The soybean itself is a nutrient rich food. Soybeans contain vitamins like vitamin K and B vitamins. Soybeans are mineral rich, with iron, phosphorus, copper and potassium. They even have a pretty decent dose of omega 3 fats. And there's plenty of research showing soy can be of benefit in the prevention of chronic disease.
Most heart healthy benefits of soy are the result of being a plant-based substitute for meat and other animal foods. But soy also contains a phytonutrient called soyasaponin, which helps prevent lipid oxidation in blood vessels and reduce the absorption of cholesterol in the gut.
Soy and cancer prevention is controversial topic. Most of the confusion has to do with the estrogen-like effect of isoflavones, a compound found in high quantities in soy. Excess estrogen has been linked to cancer, especially breast cancer, so on the surface, you would think something similar to estrogen would have similar, cancer-promoting effects. But estrogen is about 1,000 times stronger than the isoflavones found in soy. Isoflavones may actually reduce the risk of estrogen dependent cancers by blocking estrogen receptors in cells. The anticancer benefit of soy seems to be especially powerful in fermented soy foods, like tempeh, which are more concentrated in genistein, a substance that kills cancer cells.

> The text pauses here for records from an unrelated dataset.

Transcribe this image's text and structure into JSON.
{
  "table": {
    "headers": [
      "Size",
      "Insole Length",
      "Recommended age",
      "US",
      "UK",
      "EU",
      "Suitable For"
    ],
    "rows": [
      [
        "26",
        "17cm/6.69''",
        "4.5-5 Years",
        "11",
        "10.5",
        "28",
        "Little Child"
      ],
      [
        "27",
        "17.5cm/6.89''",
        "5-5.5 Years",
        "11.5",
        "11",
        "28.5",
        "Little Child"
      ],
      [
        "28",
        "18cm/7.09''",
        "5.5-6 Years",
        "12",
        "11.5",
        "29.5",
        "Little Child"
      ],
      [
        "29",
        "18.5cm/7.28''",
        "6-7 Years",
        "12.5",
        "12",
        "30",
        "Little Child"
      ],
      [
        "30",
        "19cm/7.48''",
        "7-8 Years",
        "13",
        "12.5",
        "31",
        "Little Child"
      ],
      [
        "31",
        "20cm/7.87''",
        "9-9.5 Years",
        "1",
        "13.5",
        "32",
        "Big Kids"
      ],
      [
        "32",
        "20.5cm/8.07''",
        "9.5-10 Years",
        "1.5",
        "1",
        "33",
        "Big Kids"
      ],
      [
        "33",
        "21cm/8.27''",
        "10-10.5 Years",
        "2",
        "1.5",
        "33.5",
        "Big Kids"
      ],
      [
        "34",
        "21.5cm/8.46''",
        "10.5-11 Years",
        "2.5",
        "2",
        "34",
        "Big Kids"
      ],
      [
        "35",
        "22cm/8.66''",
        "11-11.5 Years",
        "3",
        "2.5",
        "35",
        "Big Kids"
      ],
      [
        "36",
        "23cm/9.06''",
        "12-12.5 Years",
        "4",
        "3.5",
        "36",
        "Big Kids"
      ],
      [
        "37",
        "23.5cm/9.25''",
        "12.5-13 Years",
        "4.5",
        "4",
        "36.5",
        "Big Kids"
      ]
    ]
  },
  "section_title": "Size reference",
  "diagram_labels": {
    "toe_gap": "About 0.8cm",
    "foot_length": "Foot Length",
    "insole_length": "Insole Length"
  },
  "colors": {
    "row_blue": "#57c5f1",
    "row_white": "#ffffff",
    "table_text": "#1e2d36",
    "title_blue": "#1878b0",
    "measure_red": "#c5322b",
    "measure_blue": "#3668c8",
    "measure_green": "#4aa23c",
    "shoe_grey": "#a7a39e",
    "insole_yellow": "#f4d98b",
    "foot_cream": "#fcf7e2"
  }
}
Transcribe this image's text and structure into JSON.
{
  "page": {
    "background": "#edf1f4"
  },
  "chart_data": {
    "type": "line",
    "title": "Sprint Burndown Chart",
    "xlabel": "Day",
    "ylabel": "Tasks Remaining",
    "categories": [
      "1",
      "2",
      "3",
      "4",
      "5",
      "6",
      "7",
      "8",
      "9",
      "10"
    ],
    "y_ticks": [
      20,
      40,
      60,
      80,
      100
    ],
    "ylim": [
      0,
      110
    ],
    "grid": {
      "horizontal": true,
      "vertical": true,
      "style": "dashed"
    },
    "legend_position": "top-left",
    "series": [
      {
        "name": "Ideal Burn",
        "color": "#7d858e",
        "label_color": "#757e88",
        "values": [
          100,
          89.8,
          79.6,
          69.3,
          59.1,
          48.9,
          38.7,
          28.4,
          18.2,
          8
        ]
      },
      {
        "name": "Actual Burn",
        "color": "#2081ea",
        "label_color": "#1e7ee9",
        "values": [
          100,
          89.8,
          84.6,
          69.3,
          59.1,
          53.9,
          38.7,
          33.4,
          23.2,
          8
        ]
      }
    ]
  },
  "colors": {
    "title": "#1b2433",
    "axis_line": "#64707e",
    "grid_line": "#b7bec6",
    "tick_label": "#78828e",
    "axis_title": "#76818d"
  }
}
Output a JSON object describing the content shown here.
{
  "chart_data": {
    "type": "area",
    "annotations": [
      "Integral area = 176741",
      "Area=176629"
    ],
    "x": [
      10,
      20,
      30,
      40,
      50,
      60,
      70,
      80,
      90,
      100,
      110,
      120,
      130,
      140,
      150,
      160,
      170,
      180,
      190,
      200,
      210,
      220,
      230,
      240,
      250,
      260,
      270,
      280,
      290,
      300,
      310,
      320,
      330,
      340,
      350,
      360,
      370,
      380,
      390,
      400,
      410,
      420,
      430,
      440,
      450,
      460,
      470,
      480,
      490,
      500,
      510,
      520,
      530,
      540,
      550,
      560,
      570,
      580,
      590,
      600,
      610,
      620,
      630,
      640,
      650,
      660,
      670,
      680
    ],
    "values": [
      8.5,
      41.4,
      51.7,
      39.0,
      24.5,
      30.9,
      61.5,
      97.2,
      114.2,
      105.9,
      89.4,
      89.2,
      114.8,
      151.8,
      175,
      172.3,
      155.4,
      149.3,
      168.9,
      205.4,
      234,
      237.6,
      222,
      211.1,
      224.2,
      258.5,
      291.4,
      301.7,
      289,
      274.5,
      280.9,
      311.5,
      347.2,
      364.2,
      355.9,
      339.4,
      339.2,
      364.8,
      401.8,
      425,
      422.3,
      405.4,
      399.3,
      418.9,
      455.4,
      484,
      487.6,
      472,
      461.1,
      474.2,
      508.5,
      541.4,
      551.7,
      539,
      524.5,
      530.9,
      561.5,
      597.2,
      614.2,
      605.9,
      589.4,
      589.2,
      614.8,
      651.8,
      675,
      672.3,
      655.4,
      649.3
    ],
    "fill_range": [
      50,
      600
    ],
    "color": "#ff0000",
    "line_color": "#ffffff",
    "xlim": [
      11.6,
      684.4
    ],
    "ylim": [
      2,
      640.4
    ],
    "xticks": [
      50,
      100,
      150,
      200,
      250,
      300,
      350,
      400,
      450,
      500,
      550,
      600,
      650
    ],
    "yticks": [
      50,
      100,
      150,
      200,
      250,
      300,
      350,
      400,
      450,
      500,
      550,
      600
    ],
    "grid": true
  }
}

When soy is consumed in a fermented form, as in tempeh, miso and natto, soy is an excellent source of probiotics, healthy bacteria that aid in digestion, promote nutrient absorption and enhance immunity. Recent studies have also linked a healthy intestinal flora to a reduced risk of colon cancer, inflammatory bowel disease and even obesity.
Vegan Southwestern Hash
Adapted from Martha Stewart Meatless
- 4 small sweet potatoes, diced in 1/2-inch cubes
- 1 chipotle pepper in adobo, minced plus 2 teaspoons adobo sauce
- 8 ounces tempeh, crumbled
- 1 tablespoons coconut oil, avocado oil or olive oil
- 1 clove garlic, minced
- 1/2 teaspoon cumin
- 4 handfuls of chopped, stemmed kale
- 2 tomatoes, seeded and diced
- 3 scallions, sliced
- 1 14-ounce can black beans, drained and rinsed
- 1 tablespoon nutritional yeast
- Salt and black pepper to taste
- 1 avocado, diced
- 1 lime, sliced
- Bring a large pot of water to a boil. Add sweet potatoes and boil until mostly tender, about 10 minutes.
- Toss together crumbled tempeh and adobo sauce, set aside.
- Heat 1 tablespoons oil in a large skillet on medium-high heat. Add potatoes. Cook without moving for a few minutes, then flip with a spatula. Continue to cook, flipping with a spatula every few minutes or so, until browned and tender. Stir in garlic and cumin and cook an additional 30-60 seconds until fragrant. Add kale. Cook 2 minutes until mostly wilted. Add tomatoes and scallions. Cook another 2 minutes until tender. Stir in black beans, reserved marinated tempeh and cook until warmed through, about 1-2 minutes.
- Remove from heat, season with salt and pepper to taste. Stir in nutrition yeast and avocado.
- Serve with lime slices if desired.